For $25 a month (a full-year's subscription costs $250), club members get a copy of the book a month before publication—Citrus County by John Brandon, from McSweeney's, was the first selection, in June, and a story collection called The Surf Guru by Doug Dorst, from Penguin, is the July pick—and can participate in an online discussion around pub date with the author. The Rumpus then edits that discussion and publishes it as an interview on the site. Club members are also invited to review the book; The Rumpus publishes the best of these reader reviews. Elliott believes that this benefits both reader and publisher. "It used to be that only people with jobs in the media could get advance copies of books," he said. "But everybody's part of the media now. Those walls have come down—everyone is a potential reviewer."

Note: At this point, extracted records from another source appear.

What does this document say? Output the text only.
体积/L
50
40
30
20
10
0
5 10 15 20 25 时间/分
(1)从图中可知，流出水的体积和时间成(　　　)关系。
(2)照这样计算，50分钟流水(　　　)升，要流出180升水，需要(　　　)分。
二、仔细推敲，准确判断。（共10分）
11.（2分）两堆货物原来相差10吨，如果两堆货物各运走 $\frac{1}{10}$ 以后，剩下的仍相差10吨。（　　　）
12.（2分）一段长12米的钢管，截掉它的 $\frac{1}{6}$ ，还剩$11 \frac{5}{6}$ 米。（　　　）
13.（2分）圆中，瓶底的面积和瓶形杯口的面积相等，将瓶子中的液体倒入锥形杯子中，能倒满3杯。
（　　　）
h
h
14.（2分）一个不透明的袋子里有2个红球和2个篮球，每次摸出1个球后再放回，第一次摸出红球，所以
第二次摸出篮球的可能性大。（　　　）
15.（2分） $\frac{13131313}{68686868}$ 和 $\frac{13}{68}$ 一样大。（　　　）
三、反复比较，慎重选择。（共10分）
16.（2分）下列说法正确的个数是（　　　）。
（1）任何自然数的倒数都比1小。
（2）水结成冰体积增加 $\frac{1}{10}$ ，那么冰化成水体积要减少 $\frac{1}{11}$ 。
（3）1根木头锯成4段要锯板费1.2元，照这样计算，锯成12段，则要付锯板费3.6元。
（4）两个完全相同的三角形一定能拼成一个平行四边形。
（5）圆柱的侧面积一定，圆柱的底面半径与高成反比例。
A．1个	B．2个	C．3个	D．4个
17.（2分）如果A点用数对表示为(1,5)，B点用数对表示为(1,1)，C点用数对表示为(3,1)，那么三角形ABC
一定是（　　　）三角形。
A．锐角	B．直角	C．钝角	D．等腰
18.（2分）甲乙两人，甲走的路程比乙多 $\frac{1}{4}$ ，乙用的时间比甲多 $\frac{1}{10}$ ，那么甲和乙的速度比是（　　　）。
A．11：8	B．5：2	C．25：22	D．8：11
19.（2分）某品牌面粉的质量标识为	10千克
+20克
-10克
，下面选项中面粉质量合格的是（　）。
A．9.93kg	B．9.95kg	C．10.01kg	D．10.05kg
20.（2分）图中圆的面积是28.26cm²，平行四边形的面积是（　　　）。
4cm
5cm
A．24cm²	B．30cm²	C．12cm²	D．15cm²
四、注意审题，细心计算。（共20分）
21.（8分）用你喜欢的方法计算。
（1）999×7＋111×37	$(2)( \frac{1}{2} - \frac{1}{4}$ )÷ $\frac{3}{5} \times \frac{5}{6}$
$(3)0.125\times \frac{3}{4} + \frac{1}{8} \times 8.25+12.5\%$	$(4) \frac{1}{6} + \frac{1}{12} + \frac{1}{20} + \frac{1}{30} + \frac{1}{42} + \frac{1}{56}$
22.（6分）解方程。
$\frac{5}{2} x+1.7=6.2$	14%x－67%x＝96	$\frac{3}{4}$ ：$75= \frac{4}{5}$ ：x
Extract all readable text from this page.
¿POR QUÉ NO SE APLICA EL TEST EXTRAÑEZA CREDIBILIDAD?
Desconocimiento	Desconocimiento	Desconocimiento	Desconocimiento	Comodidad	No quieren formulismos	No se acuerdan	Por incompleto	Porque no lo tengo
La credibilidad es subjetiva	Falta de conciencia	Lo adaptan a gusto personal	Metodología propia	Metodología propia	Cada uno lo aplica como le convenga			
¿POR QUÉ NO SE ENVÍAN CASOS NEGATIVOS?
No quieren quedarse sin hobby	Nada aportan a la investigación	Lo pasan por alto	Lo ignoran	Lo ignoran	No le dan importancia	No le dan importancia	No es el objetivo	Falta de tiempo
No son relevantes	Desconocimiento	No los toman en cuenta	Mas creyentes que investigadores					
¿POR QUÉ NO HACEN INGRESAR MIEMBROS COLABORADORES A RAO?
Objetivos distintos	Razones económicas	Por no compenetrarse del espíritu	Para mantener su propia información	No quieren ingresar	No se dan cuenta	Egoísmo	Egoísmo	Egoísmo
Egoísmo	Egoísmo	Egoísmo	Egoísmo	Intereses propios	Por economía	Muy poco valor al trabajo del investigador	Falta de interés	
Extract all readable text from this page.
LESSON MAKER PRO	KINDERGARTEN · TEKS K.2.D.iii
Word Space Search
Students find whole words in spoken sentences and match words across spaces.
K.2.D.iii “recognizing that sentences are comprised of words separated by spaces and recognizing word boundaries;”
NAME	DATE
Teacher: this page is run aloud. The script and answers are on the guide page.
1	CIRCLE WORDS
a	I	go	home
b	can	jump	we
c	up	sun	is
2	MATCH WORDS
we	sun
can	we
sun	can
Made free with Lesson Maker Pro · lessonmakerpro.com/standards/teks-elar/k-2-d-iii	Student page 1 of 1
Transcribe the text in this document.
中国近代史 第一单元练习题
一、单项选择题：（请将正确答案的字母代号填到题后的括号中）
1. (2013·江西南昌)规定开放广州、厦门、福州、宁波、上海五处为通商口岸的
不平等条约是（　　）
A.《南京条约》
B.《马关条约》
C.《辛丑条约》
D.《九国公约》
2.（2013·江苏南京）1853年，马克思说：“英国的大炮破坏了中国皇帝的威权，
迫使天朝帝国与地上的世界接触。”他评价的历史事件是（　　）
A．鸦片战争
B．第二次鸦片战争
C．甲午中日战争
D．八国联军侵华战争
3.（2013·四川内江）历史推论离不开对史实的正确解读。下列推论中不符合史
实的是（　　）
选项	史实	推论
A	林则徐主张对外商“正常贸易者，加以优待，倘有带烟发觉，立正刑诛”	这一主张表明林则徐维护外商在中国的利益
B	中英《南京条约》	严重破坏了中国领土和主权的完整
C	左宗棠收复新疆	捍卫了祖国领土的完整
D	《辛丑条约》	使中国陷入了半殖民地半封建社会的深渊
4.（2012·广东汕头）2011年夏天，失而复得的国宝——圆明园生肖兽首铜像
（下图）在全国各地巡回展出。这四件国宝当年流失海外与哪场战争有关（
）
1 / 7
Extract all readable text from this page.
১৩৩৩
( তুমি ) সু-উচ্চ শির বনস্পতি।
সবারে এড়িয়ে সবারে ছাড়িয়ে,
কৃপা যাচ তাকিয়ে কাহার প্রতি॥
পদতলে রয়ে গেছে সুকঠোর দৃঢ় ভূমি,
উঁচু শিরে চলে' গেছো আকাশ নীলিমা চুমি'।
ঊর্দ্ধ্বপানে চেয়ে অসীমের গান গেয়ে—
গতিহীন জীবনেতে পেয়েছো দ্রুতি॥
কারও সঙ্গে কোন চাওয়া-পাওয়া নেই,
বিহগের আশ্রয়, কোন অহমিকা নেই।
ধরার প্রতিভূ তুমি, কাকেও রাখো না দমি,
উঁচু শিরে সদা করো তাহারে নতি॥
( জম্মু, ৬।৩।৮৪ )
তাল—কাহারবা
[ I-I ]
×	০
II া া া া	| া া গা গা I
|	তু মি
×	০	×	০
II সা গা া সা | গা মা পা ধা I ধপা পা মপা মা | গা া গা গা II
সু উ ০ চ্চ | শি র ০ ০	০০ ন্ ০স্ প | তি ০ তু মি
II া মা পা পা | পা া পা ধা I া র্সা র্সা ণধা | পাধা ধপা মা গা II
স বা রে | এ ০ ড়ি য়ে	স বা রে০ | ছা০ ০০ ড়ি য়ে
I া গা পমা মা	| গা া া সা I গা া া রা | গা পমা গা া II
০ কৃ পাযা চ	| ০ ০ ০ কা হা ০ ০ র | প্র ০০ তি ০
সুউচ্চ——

The Rumpus pays the wholesale price for the books and also pays for shipping. Whatever's left from the subscription fee helps support the two-person staff of the magazine.

Although the club started only a month ago, publishers are already clamoring to get their books chosen: "We are being pitched a lot. Almost immediately I started receiving letters from authors and publishers," Elliott said. He believes that selection is one of the major benefits to book club members, so he's being picky: book club selections come from trusted editors' or friends' recommendations.

Elliott also picks books from authors he thinks have an affinity with The Rumpus. "We're doing Tao Lin's new novel, Richard Yates, coming from Melville House in September. We're really interested in Tao as a writer on the margins of the mainstream literary world, really fond of some of his other books, and we've discussed him a lot on The Rumpus. We haven't read the book yet, but we're looking forward to it, and think it's a book that people who read The Rumpus are also interested in. I really hope it's good," said Elliott.

The book club was successful enough in its first month that Elliott decided to do something even stranger—a poetry book club. In the first four hours it was advertised on the site, Elliott said that five people signed up for the club, big numbers for poetry. "I think this is going to work," said Elliott.